Miti moderni nella torre d’avorio. Pubblicata online nel febbraio 2020, su AperitivoIllustrato Magazine Books, l'intervista a Virgilio Milana, artista romano. Cesare Di Cola, fotografo e appassionato di scrittura, incontra un vero frammento di Rinascimento contemporaneo italiano…
«Nell’immediato dopoguerra, sarà stato il 1945 o ’46, i primi soldi che ho guadagnato furono per delle maioliche, con su dei motti o proverbi, illustrati da immagini e scritte dipinte con vernici a smalto colorate. Tali quadrucci, corredati con una attaccaglia sul retro, li vendevo ad un corniciaio in via Cola di Rienzo, a Roma, accanto al negozio di calzature di mio padre.
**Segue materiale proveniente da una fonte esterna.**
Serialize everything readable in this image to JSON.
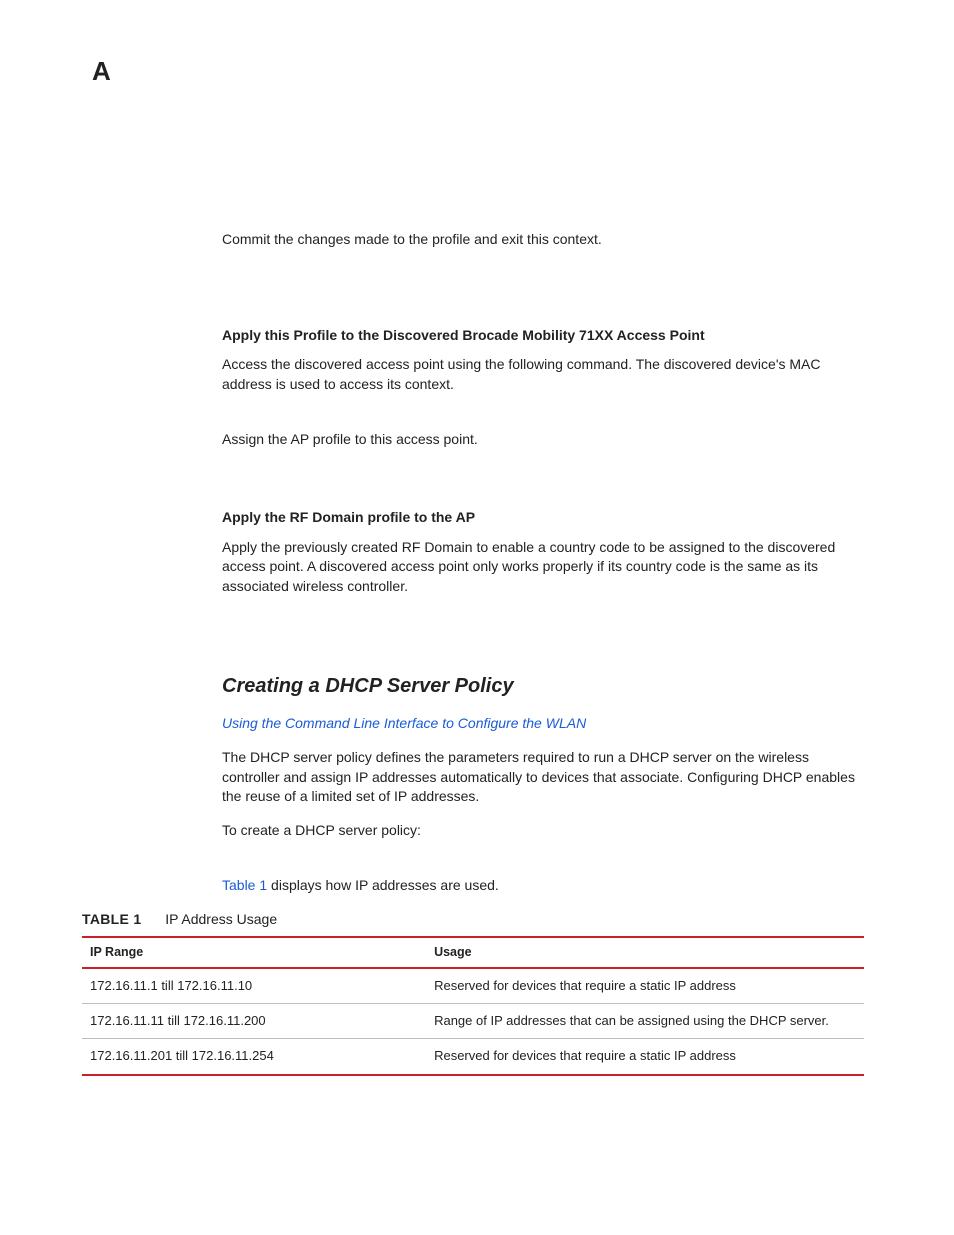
{
  "appendix_letter": "A",
  "intro_para": "Commit the changes made to the profile and exit this context.",
  "sec1": {
    "heading": "Apply this Profile to the Discovered Brocade Mobility 71XX Access Point",
    "para": "Access the discovered access point using the following command. The discovered device's MAC address is used to access its context.",
    "para2": "Assign the AP profile to this access point."
  },
  "sec2": {
    "heading": "Apply the RF Domain profile to the AP",
    "para": "Apply the previously created RF Domain to enable a country code to be assigned to the discovered access point. A discovered access point only works properly if its country code is the same as its associated wireless controller."
  },
  "sec3": {
    "title": "Creating a DHCP Server Policy",
    "link": "Using the Command Line Interface to Configure the WLAN",
    "para1": "The DHCP server policy defines the parameters required to run a DHCP server on the wireless controller and assign IP addresses automatically to devices that associate. Configuring DHCP enables the reuse of a limited set of IP addresses.",
    "para2": "To create a DHCP server policy:",
    "table_intro_link": "Table 1",
    "table_intro_rest": " displays how IP addresses are used."
  },
  "table": {
    "label": "TABLE 1",
    "caption": "IP Address Usage",
    "headers": {
      "c0": "IP Range",
      "c1": "Usage"
    },
    "rows": [
      {
        "c0": "172.16.11.1 till 172.16.11.10",
        "c1": "Reserved for devices that require a static IP address"
      },
      {
        "c0": "172.16.11.11 till 172.16.11.200",
        "c1": "Range of IP addresses that can be assigned using the DHCP server."
      },
      {
        "c0": "172.16.11.201 till 172.16.11.254",
        "c1": "Reserved for devices that require a static IP address"
      }
    ]
  }
}
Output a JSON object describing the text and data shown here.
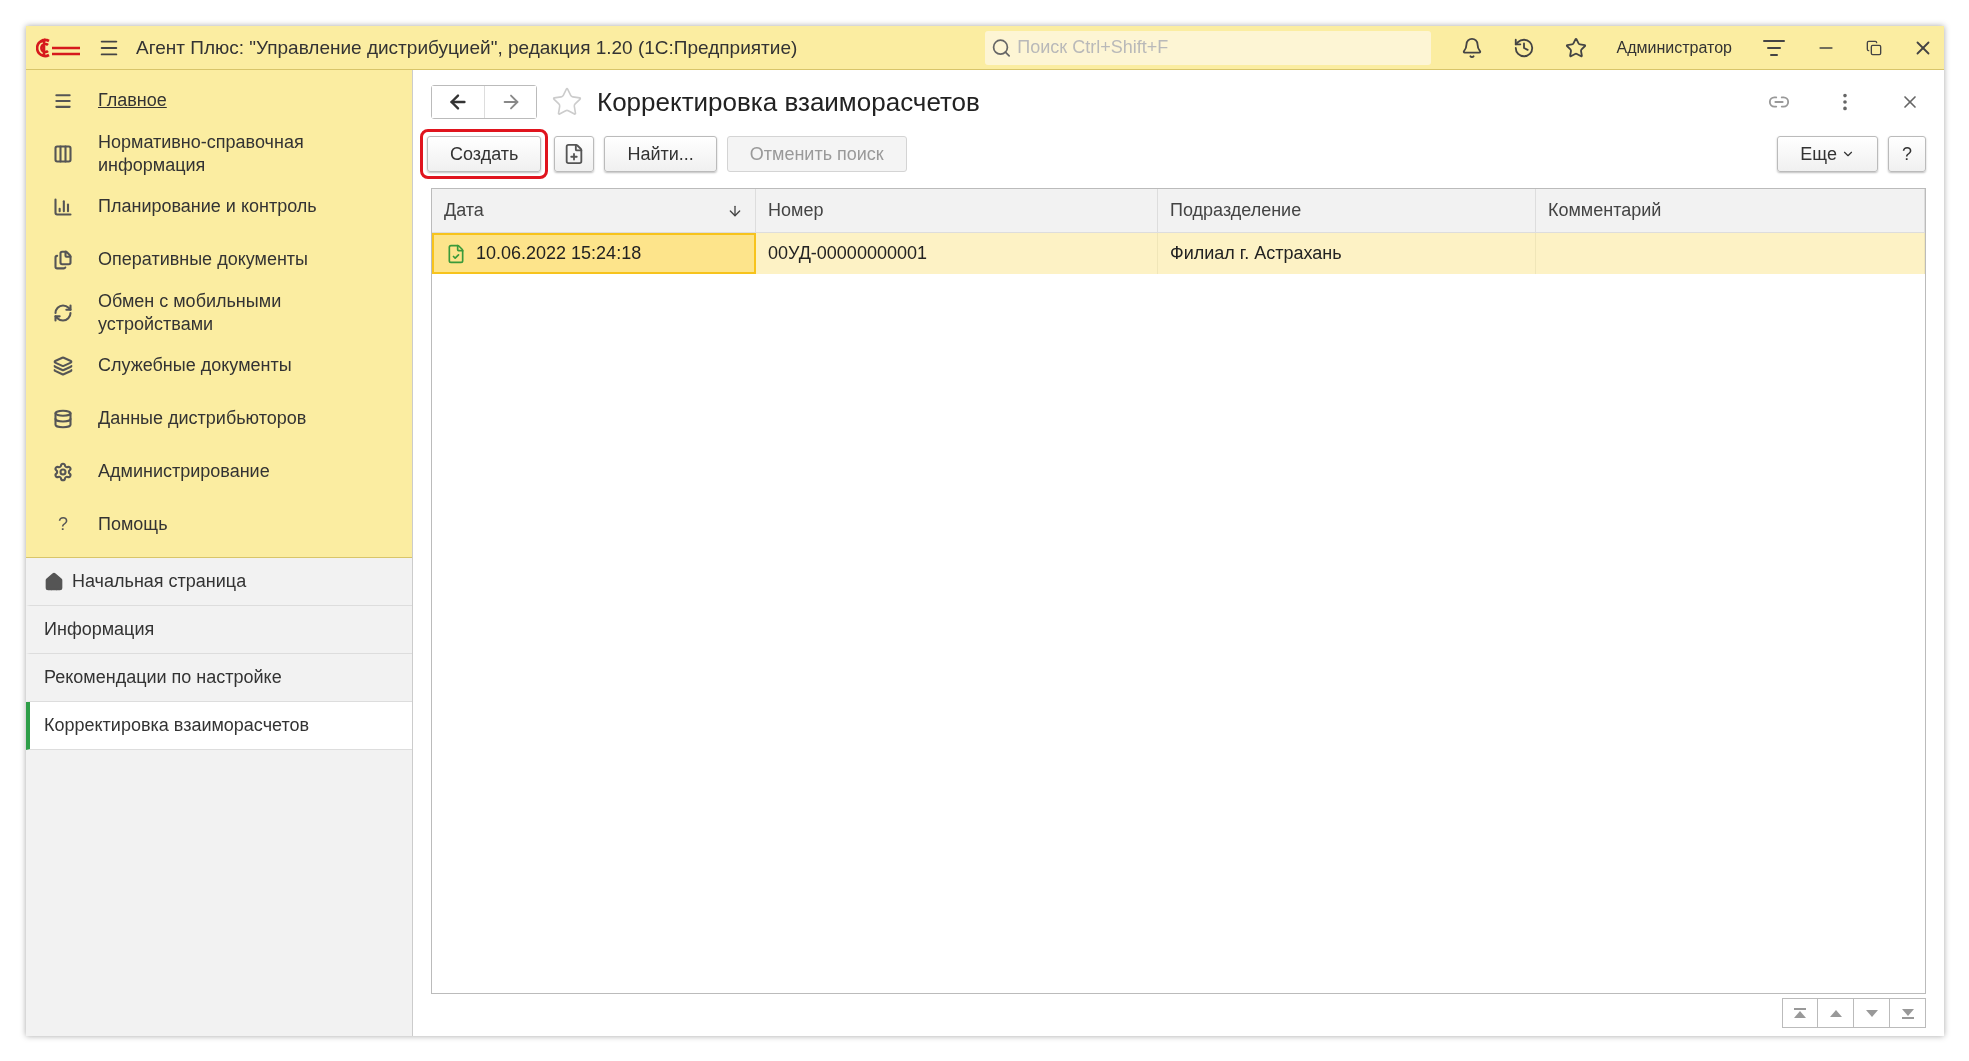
{
  "window": {
    "title": "Агент Плюс: \"Управление дистрибуцией\", редакция 1.20  (1С:Предприятие)",
    "search_placeholder": "Поиск Ctrl+Shift+F",
    "user": "Администратор"
  },
  "sections": [
    {
      "label": "Главное",
      "selected": true
    },
    {
      "label": "Нормативно-справочная информация",
      "selected": false
    },
    {
      "label": "Планирование и контроль",
      "selected": false
    },
    {
      "label": "Оперативные документы",
      "selected": false
    },
    {
      "label": "Обмен с мобильными устройствами",
      "selected": false
    },
    {
      "label": "Служебные документы",
      "selected": false
    },
    {
      "label": "Данные дистрибьюторов",
      "selected": false
    },
    {
      "label": "Администрирование",
      "selected": false
    },
    {
      "label": "Помощь",
      "selected": false
    }
  ],
  "help_glyph": "?",
  "open_pages": [
    {
      "label": "Начальная страница",
      "selected": false,
      "kind": "home"
    },
    {
      "label": "Информация",
      "selected": false,
      "kind": "page"
    },
    {
      "label": "Рекомендации по настройке",
      "selected": false,
      "kind": "page"
    },
    {
      "label": "Корректировка взаиморасчетов",
      "selected": true,
      "kind": "page"
    }
  ],
  "form": {
    "title": "Корректировка взаиморасчетов",
    "favorite": false,
    "buttons": [
      {
        "kind": "text",
        "label": "Создать",
        "highlighted": true,
        "disabled": false
      },
      {
        "kind": "copy",
        "highlighted": false,
        "disabled": false
      },
      {
        "kind": "text",
        "label": "Найти...",
        "highlighted": false,
        "disabled": false
      },
      {
        "kind": "text",
        "label": "Отменить поиск",
        "highlighted": false,
        "disabled": true
      }
    ],
    "more": "Еще",
    "help": "?"
  },
  "table": {
    "columns": [
      {
        "label": "Дата",
        "sorted": true
      },
      {
        "label": "Номер",
        "sorted": false
      },
      {
        "label": "Подразделение",
        "sorted": false
      },
      {
        "label": "Комментарий",
        "sorted": false
      }
    ],
    "rows": [
      {
        "selected": true,
        "posted": true,
        "cells": [
          "10.06.2022 15:24:18",
          "00УД-00000000001",
          "Филиал г. Астрахань",
          ""
        ]
      }
    ]
  }
}
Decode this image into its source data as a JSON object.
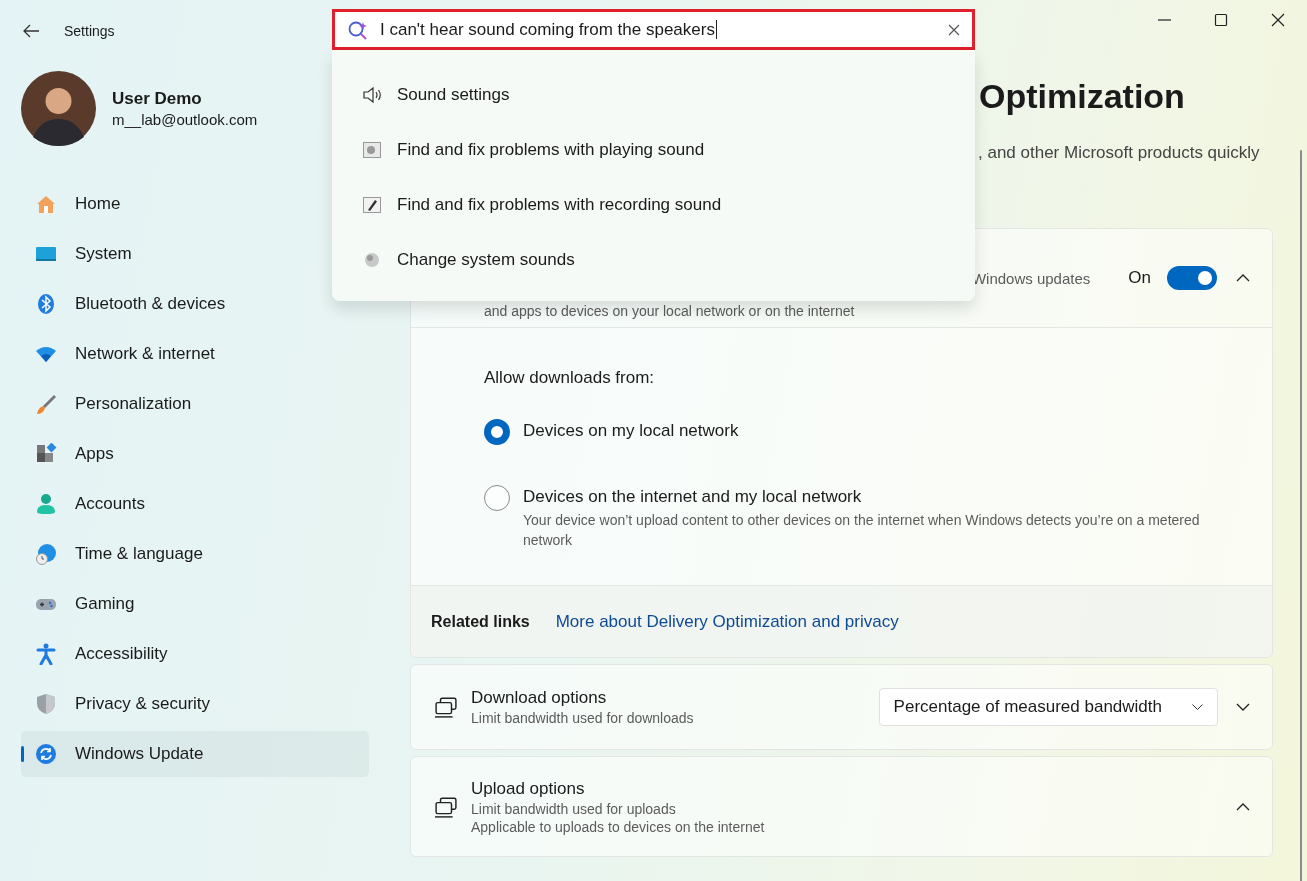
{
  "window": {
    "title": "Settings"
  },
  "profile": {
    "name": "User Demo",
    "email": "m__lab@outlook.com"
  },
  "nav": [
    {
      "label": "Home",
      "kind": "home",
      "selected": false
    },
    {
      "label": "System",
      "kind": "system",
      "selected": false
    },
    {
      "label": "Bluetooth & devices",
      "kind": "bluetooth",
      "selected": false
    },
    {
      "label": "Network & internet",
      "kind": "wifi",
      "selected": false
    },
    {
      "label": "Personalization",
      "kind": "brush",
      "selected": false
    },
    {
      "label": "Apps",
      "kind": "apps",
      "selected": false
    },
    {
      "label": "Accounts",
      "kind": "person",
      "selected": false
    },
    {
      "label": "Time & language",
      "kind": "globe",
      "selected": false
    },
    {
      "label": "Gaming",
      "kind": "gamepad",
      "selected": false
    },
    {
      "label": "Accessibility",
      "kind": "accessibility",
      "selected": false
    },
    {
      "label": "Privacy & security",
      "kind": "shield",
      "selected": false
    },
    {
      "label": "Windows Update",
      "kind": "update",
      "selected": true
    }
  ],
  "search": {
    "value": "I can't hear sound coming from the speakers"
  },
  "suggestions": [
    {
      "label": "Sound settings",
      "kind": "speaker"
    },
    {
      "label": "Find and fix problems with playing sound",
      "kind": "troubleshoot"
    },
    {
      "label": "Find and fix problems with recording sound",
      "kind": "pen"
    },
    {
      "label": "Change system sounds",
      "kind": "sound-sphere"
    }
  ],
  "page": {
    "title": "Optimization",
    "description": ", and other Microsoft products quickly"
  },
  "downloads_card": {
    "description_end": "Windows updates",
    "description": "and apps to devices on your local network or on the internet",
    "toggle_label": "On",
    "on": true,
    "expanded": true,
    "prompt": "Allow downloads from:",
    "options": [
      {
        "label": "Devices on my local network",
        "selected": true
      },
      {
        "label": "Devices on the internet and my local network",
        "detail": "Your device won’t upload content to other devices on the internet when Windows detects you’re on a metered network",
        "selected": false
      }
    ]
  },
  "related_links": {
    "label": "Related links",
    "links": [
      "More about Delivery Optimization and privacy"
    ]
  },
  "option_cards": [
    {
      "title": "Download options",
      "lines": [
        "Limit bandwidth used for downloads"
      ],
      "dropdown": "Percentage of measured bandwidth",
      "expanded": false
    },
    {
      "title": "Upload options",
      "lines": [
        "Limit bandwidth used for uploads",
        "Applicable to uploads to devices on the internet"
      ],
      "expanded": true
    }
  ]
}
Veramente copiai l’iniziativa da un tizio che già forniva quel negozio; io, a 12 anni, provai a emularlo e ci riuscii. Una volta che ci incontrammo dal corniciaio, lui con finta cordialità si complimentò, sia per la qualità del lavoro che per la giovane età, e per dimostrare tale ammirazione mi fece una scafetta (a Roma si dice così per un pizzicotto sul mento), e dal male che mi provocò espresse tutta la sua irritazione.» Così scrive Virgilio Milana de Marchi nel suo volume autobiografico Nella torre d’avorio. Manifesti, effetti foto, animazioni cine, quadri, sculture, gioielli con smalti e tante invenzioni.
Precoce autodidatta e sperimentatore dell’esistenza, il Milana è un artista poliedrico che si impone a partire dagli anni Cinquanta. A soli 21 anni fonda con tre soci una delle prime agenzia di pubblicità a Roma, la Graphistudio, e realizza numerose campagne, manifesti, fumetti e copertine per marchi prestigiosi italiani e stranieri (KLM, Vespa, Aurum…). Nel 1959 prosegue il percorso professionale in modo autonomo, apre il suo Milastudio e collabora con Alitalia, Findus, Algida, Eldorado, Ichnusa, Bnl, Cna. Crea caroselli televisivi per la Campari, sviluppa un innovativo sistema di animazione (filmine didattiche) per la Fao e disegna una gran quantità di manifesti cinematografici (per la Metro-Goldwyn-Mayer, la Ceiad-Columbia, la Mirafilm…). L’arrivo dell’informatica spinge Virgilio Milana a una ‘dissolvenza incrociata’ tra il vecchio e un nuovo mestiere: apre una bottega d’arte nel centro storico della capitale, dove crea gioielli con smalti a fuoco, ispirati a quelli bizantini di San Marco a Venezia, rilievografie e sculture a sbalzo e a cera persa.
Conosco Virgilio da quasi cinque anni, essendo il mio dirimpettaio. Decido di fargli visita, presso lo studio/abitazione di Castelnuovo di Porto, e farmi raccontare alcuni aneddoti della sua vita; mi incuriosiscono particolarmente le sue ricerche in campo fotografico, la sua invidiabile collezione di fotocamere e l’attività di grafico.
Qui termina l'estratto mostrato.